NASA-Funded Study Investigates Collapse of Industrial Civilization 401
Snirt writes "A new study (PDF) sponsored by NASA's Goddard Space Flight Center has highlighted the prospect that global industrial civilization could collapse in coming decades due to unsustainable resource exploitation and increasingly unequal wealth distribution. Noting that warnings of 'collapse' are often seen to be fringe or controversial, the study attempts to make sense of compelling historical data showing that 'the process of rise-and-collapse is actually a recurrent cycle found throughout history.' Cases of severe civilizational disruption due to 'precipitous collapse — often lasting centuries — have been quite common.' They say, 'Technological change can raise the efficiency of resource use, but it also tends to raise both per capita resource consumption and the scale of resource extraction, so that, absent policy effects, the increases in consumption often compensate for the increased efficiency of resource use.' After running simulations on the survivability of various types of civilizations, the researchers found that for the type most resembling ours, 'collapse is difficult to avoid.'"
'Collapse' by Jared Diamond (Score:5, Informative)
Read it, MFs!
Must have been written by Captain Obvious (Score:3, Informative)
"... the prospect that global industrial civilization could collapse in coming decades due to unsustainable resource exploitation and increasingly unequal wealth distribution"
No kidding. The depletion of cheap and plentiful supplies of petroleum alone will cause the global marketplace to seize up like a 55-yr-old American's heart after decades of being a couch potato. Too many people today are eating food produced by a highly-mechanized, energy-densified agriculture system. Too much of it runs on cheap petroleum. And cheap petroleum has arguably already run out. The energy input to produce each calorie of food, must either stop or rise to reflect the scarcity price. In too many instances, the former option will be chosen.
Insightful study... (Score:5, Informative)
I found these two quotes most interesting:
"While some members of society might raise the alarm that the system is moving towards an impending collapse and therefore advocate structural changes to society in order to avoid it, Elites and their supporters, who opposed making these changes, could point to the long sustainable trajectory 'so far' in support of doing nothing."
"Collapse can be avoided and population can reach equilibrium if the per capita rate of depletion of nature is reduced to a sustainable level, and if resources are distributed in a reasonably equitable fashion."
I think we can see that we are already in an early state of collapse. Environmental change is a strong driving force to destabilize society. We can see that the elites have their heads firmly stuck in the sand on the issues of over-consumption of resources and unequal distribution. Jared Diamond has covered these issues well (particularly in "Collapse").
I personally am pessimistic that we will be able to avoid collapse due to the political and economic power of the elite.
Re:Must have been written by Captain Obvious (Score:5, Informative)
Re:Must have been written by Captain Obvious (Score:4, Informative)
>You do realize that the primary energy input for agriculture is the Sun, right?
Mostly, but he was talking about food, and that in our part of the world needs 10x the Joules for production of the amount it eventually contains.
Re:'Collapse' by Jared Diamond (Score:2, Informative)
Meh - Tainter's work is the must read on the subject: http://www.amazon.com/Collapse-Complex-Societies-Studies-Archaeology/dp/052138673X
Here's a decent take on Tainter vs Diamond on the topic: http://narjsberk.blogspot.com/2012/02/diamond-vs-tainter.html
And here's Ugo Bardi (one of the authors of the Limits to Growth study) putting some physics behind Tainter's take on the cause of collapse:
http://ourfiniteworld.com/2011/03/31/tainters-law-where-is-the-physics/
Re:BS, as usual. (Score:2, Informative)
Could wouldn't become more expensive then diamonds. You are missing his entire point which isn't very novel but understood well.

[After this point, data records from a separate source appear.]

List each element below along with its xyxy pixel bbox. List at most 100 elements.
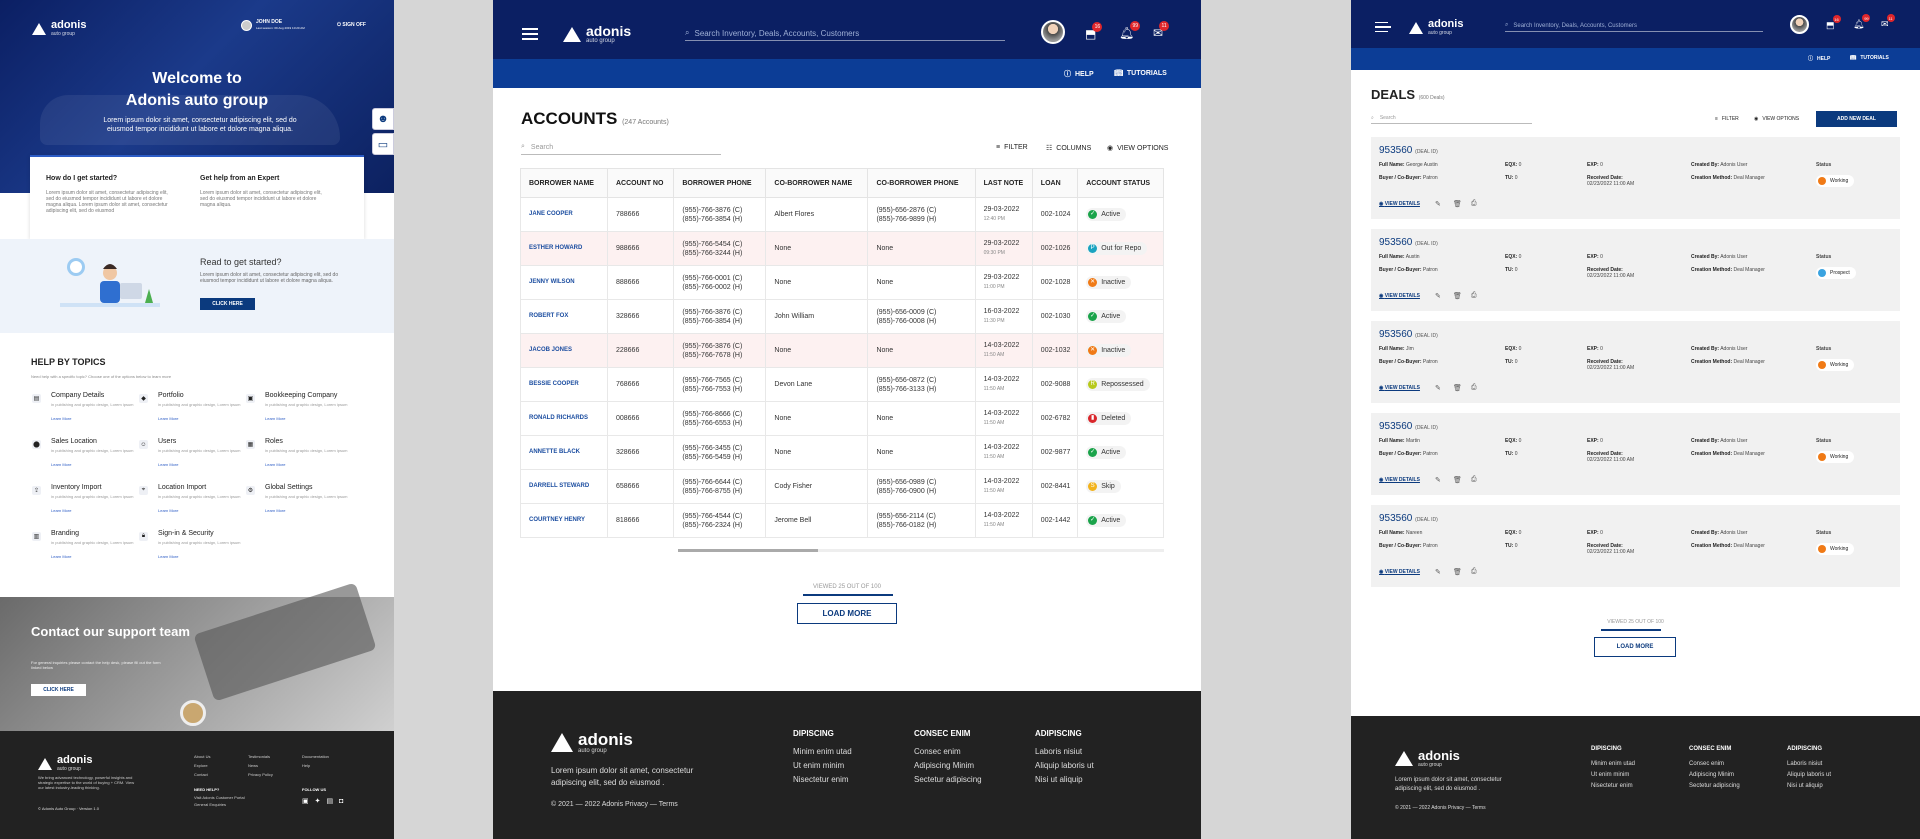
adonis-logo[interactable]: adonis auto group bbox=[32, 20, 86, 37]
global-search[interactable]: ⌕ Search Inventory, Deals, Accounts, Cust… bbox=[1505, 20, 1763, 32]
footer-link[interactable]: Aliquip laboris ut bbox=[1787, 772, 1832, 778]
print-icon[interactable]: ⎙ bbox=[1471, 200, 1477, 207]
footer-link[interactable]: Ut enim minim bbox=[1591, 772, 1630, 778]
tutorials-link[interactable]: 📖︎ TUTORIALS bbox=[1850, 55, 1889, 61]
learn-more-link[interactable]: Learn More bbox=[51, 416, 72, 421]
deal-id[interactable]: 953560 (DEAL ID) bbox=[1379, 513, 1438, 524]
footer-link[interactable]: Nisectetur enim bbox=[1591, 783, 1633, 789]
hamburger-menu-icon[interactable] bbox=[1375, 22, 1391, 32]
footer-link-testimonials[interactable]: Testimonials bbox=[248, 754, 271, 759]
sign-off-button[interactable]: ⏻ SIGN OFF bbox=[337, 22, 366, 28]
table-row[interactable]: COURTNEY HENRY 818666 (955)-766-4544 (C) (8… bbox=[520, 503, 1164, 538]
accounts-search[interactable]: ⌕ Search bbox=[521, 140, 721, 155]
footer-link[interactable]: Minim enim utad bbox=[1591, 761, 1636, 767]
deals-search-input[interactable]: Search bbox=[1379, 114, 1396, 121]
footer-link-contact[interactable]: Contact bbox=[194, 772, 208, 777]
trash-icon[interactable]: 🗑︎ bbox=[1453, 477, 1462, 484]
column-header-co-borrower-name[interactable]: CO-BORROWER NAME bbox=[765, 168, 869, 198]
horizontal-scrollbar[interactable] bbox=[678, 549, 1164, 552]
bell-icon[interactable]: 🔔︎ 99 bbox=[1853, 14, 1871, 29]
column-header-borrower-name[interactable]: BORROWER NAME bbox=[520, 168, 608, 198]
user-avatar[interactable] bbox=[1790, 15, 1809, 34]
view-details-link[interactable]: ◉ VIEW DETAILS bbox=[1379, 201, 1420, 207]
learn-more-link[interactable]: Learn More bbox=[265, 508, 286, 513]
learn-more-link[interactable]: Learn More bbox=[265, 416, 286, 421]
table-row[interactable]: JENNY WILSON 888666 (955)-766-0001 (C) (855… bbox=[520, 265, 1164, 300]
user-avatar[interactable] bbox=[1041, 20, 1065, 44]
facebook-icon[interactable]: ▤ bbox=[326, 798, 340, 805]
search-input[interactable]: Search Inventory, Deals, Accounts, Custo… bbox=[1513, 22, 1637, 29]
footer-link[interactable]: Consec enim bbox=[1689, 761, 1725, 767]
footer-link[interactable]: Sectetur adipiscing bbox=[914, 775, 982, 784]
view-options-button[interactable]: ◉ VIEW OPTIONS bbox=[1107, 144, 1168, 153]
table-row[interactable]: ANNETTE BLACK 328666 (955)-766-3455 (C) (85… bbox=[520, 435, 1164, 470]
deal-id[interactable]: 953560 (DEAL ID) bbox=[1379, 329, 1438, 340]
learn-more-link[interactable]: Learn More bbox=[158, 508, 179, 513]
view-details-link[interactable]: ◉ VIEW DETAILS bbox=[1379, 477, 1420, 483]
learn-more-link[interactable]: Learn More bbox=[51, 462, 72, 467]
learn-more-link[interactable]: Learn More bbox=[265, 462, 286, 467]
tutorials-link[interactable]: 📖︎ TUTORIALS bbox=[1114, 69, 1167, 78]
deal-card[interactable]: 953560 (DEAL ID) Full Name: Nareen Buyer /… bbox=[1371, 505, 1900, 587]
deal-id[interactable]: 953560 (DEAL ID) bbox=[1379, 421, 1438, 432]
topic-users[interactable]: ☺ Users in publishing and graphic design, … bbox=[139, 438, 249, 478]
columns-button[interactable]: ☷ COLUMNS bbox=[1046, 144, 1091, 153]
footer-logo[interactable]: adonis auto group bbox=[1395, 749, 1460, 768]
deal-id[interactable]: 953560 (DEAL ID) bbox=[1379, 145, 1438, 156]
footer-link[interactable]: Adipiscing Minim bbox=[914, 761, 975, 770]
general-enquiries-link[interactable]: General Enquiries bbox=[194, 802, 227, 807]
footer-link-help[interactable]: Help bbox=[302, 763, 311, 768]
contact-click-button[interactable]: CLICK HERE bbox=[31, 684, 86, 696]
add-new-deal-button[interactable]: ADD NEW DEAL bbox=[1816, 111, 1897, 127]
footer-link[interactable]: Laboris nisiut bbox=[1035, 747, 1083, 756]
table-row[interactable]: JACOB JONES 228666 (955)-766-3876 (C) (855)… bbox=[520, 333, 1164, 368]
footer-logo[interactable]: adonis auto group bbox=[38, 755, 92, 772]
print-icon[interactable]: ⎙ bbox=[1471, 384, 1477, 391]
column-header-borrower-phone[interactable]: BORROWER PHONE bbox=[673, 168, 767, 198]
bell-icon[interactable]: 🔔︎ 99 bbox=[1119, 21, 1141, 40]
table-row[interactable]: ROBERT FOX 328666 (955)-766-3876 (C) (855)-… bbox=[520, 299, 1164, 334]
footer-link[interactable]: Nisi ut aliquip bbox=[1787, 783, 1823, 789]
footer-link[interactable]: Minim enim utad bbox=[793, 747, 852, 756]
customer-portal-link[interactable]: Visit Adonis Customer Portal bbox=[194, 795, 245, 800]
twitter-icon[interactable]: ✦ bbox=[314, 798, 327, 805]
filter-button[interactable]: ≡ FILTER bbox=[996, 144, 1028, 151]
topic-sign-in-security[interactable]: 🔒︎ Sign-in & Security in publishing and gr… bbox=[139, 530, 249, 570]
topic-branding[interactable]: ▥ Branding in publishing and graphic desig… bbox=[32, 530, 142, 570]
borrower-name-link[interactable]: JENNY WILSON bbox=[520, 265, 608, 300]
footer-link[interactable]: Nisi ut aliquip bbox=[1035, 775, 1083, 784]
borrower-name-link[interactable]: BESSIE COOPER bbox=[520, 367, 608, 402]
filter-button[interactable]: ≡ FILTER bbox=[1715, 116, 1739, 122]
table-row[interactable]: RONALD RICHARDS 008666 (955)-766-8666 (C)(… bbox=[520, 401, 1164, 436]
view-options-button[interactable]: ◉ VIEW OPTIONS bbox=[1754, 116, 1799, 122]
topic-global-settings[interactable]: ⚙ Global Settings in publishing and graphi… bbox=[246, 484, 356, 524]
deal-card[interactable]: 953560 (DEAL ID) Full Name: Jim Buyer / Co… bbox=[1371, 321, 1900, 403]
edit-icon[interactable]: ✎ bbox=[1435, 293, 1441, 300]
trash-icon[interactable]: 🗑︎ bbox=[1453, 569, 1462, 576]
topic-portfolio[interactable]: ◆ Portfolio in publishing and graphic desi… bbox=[139, 392, 249, 432]
topic-company-details[interactable]: ▤ Company Details in publishing and graphi… bbox=[32, 392, 142, 432]
inbox-icon[interactable]: ⬒ 16 bbox=[1085, 22, 1103, 41]
chatbot-button[interactable]: ☻ bbox=[372, 108, 394, 130]
trash-icon[interactable]: 🗑︎ bbox=[1453, 385, 1462, 392]
ready-click-button[interactable]: CLICK HERE bbox=[200, 298, 255, 310]
view-details-link[interactable]: ◉ VIEW DETAILS bbox=[1379, 293, 1420, 299]
deal-card[interactable]: 953560 (DEAL ID) Full Name: Austin Buyer /… bbox=[1371, 229, 1900, 311]
borrower-name-link[interactable]: RONALD RICHARDS bbox=[520, 401, 608, 436]
borrower-name-link[interactable]: ROBERT FOX bbox=[520, 299, 608, 334]
messages-icon[interactable]: ✉ 11 bbox=[1153, 21, 1170, 40]
search-input[interactable]: Search Inventory, Deals, Accounts, Custo… bbox=[694, 28, 860, 38]
deal-card[interactable]: 953560 (DEAL ID) Full Name: Martin Buyer /… bbox=[1371, 413, 1900, 495]
table-row[interactable]: DARRELL STEWARD 658666 (955)-766-6644 (C)(… bbox=[520, 469, 1164, 504]
footer-link-documentation[interactable]: Documentation bbox=[302, 754, 329, 759]
column-header-last-note[interactable]: LAST NOTE bbox=[974, 168, 1033, 198]
footer-link[interactable]: Nisectetur enim bbox=[793, 775, 849, 784]
column-header-account-no[interactable]: ACCOUNT NO bbox=[606, 168, 675, 198]
instagram-icon[interactable]: ◘ bbox=[339, 798, 350, 805]
footer-link[interactable]: Consec enim bbox=[914, 747, 961, 756]
deals-search[interactable]: ⌕ Search bbox=[1371, 112, 1532, 124]
borrower-name-link[interactable]: DARRELL STEWARD bbox=[520, 469, 608, 504]
adonis-logo[interactable]: adonis auto group bbox=[1409, 19, 1463, 36]
help-link[interactable]: ⓘ HELP bbox=[1808, 55, 1830, 63]
deal-card[interactable]: 953560 (DEAL ID) Full Name: George Austin… bbox=[1371, 137, 1900, 219]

So lets put this in another way. Suppose you are going to build a house out of these resources. Would you build it out of coal which would cost $10 a square foot of living space, or oil that would cost $11 per square foot of living space, or solar and wind that costs $15 per square foot of living space? Suppose you decided on Coal because it was the cheapest and you could get the most for your money. Suppose everyone did so driving the demand up therefore the price of coal goes up. Now suppose the cost of the coal house is $14 per square foot of living space. Your neighbor would likely build his out of oil because again, it is the most economical at the time.

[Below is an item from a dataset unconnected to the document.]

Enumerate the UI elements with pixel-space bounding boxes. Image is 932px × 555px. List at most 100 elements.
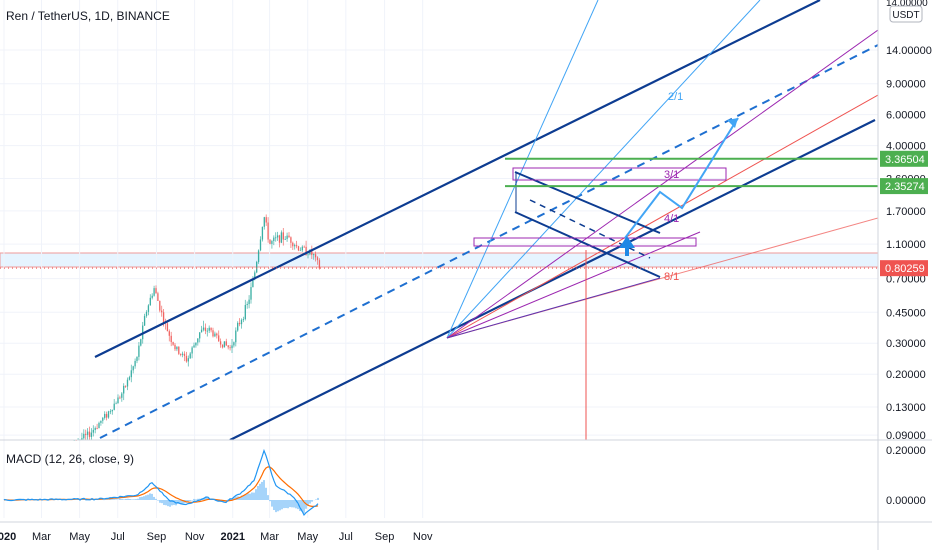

Well, this drives oil up to $16 per square foot of living space and decreasing supplies with the same demand has already taken coal up some more to $17 per square foot of living space. Now I might chose solar and wind because it is cheaper at $15 per square foot of living space. As the resources deplete and cost more, demand will change because people will start switching to the more economical resources.

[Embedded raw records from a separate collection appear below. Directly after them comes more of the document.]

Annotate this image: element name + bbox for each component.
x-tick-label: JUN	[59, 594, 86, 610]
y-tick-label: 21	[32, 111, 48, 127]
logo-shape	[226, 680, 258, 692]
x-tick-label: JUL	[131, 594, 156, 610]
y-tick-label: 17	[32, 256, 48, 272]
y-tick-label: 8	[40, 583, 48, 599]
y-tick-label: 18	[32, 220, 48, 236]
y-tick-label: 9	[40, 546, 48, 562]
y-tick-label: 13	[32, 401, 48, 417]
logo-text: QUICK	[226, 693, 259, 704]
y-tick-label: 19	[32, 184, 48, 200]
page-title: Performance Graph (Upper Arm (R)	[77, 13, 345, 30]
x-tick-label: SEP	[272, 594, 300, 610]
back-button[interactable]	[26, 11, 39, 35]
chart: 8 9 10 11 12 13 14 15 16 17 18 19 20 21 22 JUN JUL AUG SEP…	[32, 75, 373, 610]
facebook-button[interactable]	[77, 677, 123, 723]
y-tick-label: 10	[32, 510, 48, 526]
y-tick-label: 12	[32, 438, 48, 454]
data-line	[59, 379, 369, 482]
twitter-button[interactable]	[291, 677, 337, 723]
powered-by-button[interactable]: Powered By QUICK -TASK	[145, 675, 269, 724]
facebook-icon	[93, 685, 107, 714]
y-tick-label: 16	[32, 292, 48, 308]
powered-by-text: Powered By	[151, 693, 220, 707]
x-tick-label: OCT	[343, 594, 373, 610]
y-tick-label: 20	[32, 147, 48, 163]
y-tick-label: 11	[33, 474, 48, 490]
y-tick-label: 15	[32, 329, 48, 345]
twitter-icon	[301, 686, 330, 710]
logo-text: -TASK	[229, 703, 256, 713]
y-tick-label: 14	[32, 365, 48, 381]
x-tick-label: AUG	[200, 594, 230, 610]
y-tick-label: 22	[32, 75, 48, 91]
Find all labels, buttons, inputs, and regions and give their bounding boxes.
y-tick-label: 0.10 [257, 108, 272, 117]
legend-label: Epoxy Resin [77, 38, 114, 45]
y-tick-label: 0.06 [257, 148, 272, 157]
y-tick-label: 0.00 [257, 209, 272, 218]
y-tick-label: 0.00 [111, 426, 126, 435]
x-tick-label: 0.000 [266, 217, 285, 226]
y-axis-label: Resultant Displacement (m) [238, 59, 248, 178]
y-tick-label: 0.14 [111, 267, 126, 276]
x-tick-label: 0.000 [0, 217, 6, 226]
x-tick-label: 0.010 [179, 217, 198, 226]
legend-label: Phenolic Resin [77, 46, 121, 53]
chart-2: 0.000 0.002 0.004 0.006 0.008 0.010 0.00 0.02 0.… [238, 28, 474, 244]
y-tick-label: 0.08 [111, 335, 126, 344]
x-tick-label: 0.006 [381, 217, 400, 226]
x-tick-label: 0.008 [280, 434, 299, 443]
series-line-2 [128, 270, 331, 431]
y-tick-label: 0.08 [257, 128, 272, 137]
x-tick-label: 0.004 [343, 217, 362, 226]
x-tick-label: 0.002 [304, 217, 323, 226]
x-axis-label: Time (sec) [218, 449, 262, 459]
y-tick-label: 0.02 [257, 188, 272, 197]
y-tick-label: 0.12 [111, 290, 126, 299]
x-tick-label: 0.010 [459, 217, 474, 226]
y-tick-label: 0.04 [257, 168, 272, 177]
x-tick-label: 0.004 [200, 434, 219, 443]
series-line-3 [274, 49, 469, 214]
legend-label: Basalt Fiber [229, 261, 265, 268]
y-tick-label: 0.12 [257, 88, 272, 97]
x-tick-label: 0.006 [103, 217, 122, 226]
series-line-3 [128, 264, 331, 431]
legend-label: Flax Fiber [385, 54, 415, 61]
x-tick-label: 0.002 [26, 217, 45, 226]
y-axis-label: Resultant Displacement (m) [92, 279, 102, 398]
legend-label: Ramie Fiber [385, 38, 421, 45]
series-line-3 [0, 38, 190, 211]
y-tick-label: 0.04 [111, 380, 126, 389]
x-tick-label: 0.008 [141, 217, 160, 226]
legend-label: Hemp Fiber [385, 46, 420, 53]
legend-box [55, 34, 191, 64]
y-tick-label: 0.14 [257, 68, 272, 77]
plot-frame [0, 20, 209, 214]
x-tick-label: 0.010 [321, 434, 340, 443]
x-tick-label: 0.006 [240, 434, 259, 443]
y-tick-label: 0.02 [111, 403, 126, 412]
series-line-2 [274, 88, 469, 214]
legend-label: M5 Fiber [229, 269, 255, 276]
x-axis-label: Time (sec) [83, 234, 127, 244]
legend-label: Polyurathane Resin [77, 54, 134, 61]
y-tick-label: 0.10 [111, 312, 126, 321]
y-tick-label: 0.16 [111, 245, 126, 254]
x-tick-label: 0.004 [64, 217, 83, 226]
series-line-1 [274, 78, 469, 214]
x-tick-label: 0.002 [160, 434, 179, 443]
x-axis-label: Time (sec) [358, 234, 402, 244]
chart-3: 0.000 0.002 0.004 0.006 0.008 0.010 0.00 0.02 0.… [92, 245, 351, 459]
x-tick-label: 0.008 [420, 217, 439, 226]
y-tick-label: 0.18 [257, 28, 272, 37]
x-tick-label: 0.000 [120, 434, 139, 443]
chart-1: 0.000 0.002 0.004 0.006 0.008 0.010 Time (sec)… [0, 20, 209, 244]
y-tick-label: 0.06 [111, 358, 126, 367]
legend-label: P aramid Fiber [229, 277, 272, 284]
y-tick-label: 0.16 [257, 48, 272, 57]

Did that illustrate it simple enough for you to understand? As demand goes up or stays the same and supply decreases, the prices increase. When the prices increase past the costs of other resources, people switch to the other resources halting or slowing the increasing of the pricing and the depletion of the resource. Eventually, if you run out of a resource, society will be off it long before that happens and it will not be because society is dependent on that resource unless it is some magical resource with some special property that cannot be found anywhere else and no one can ever engineer around it.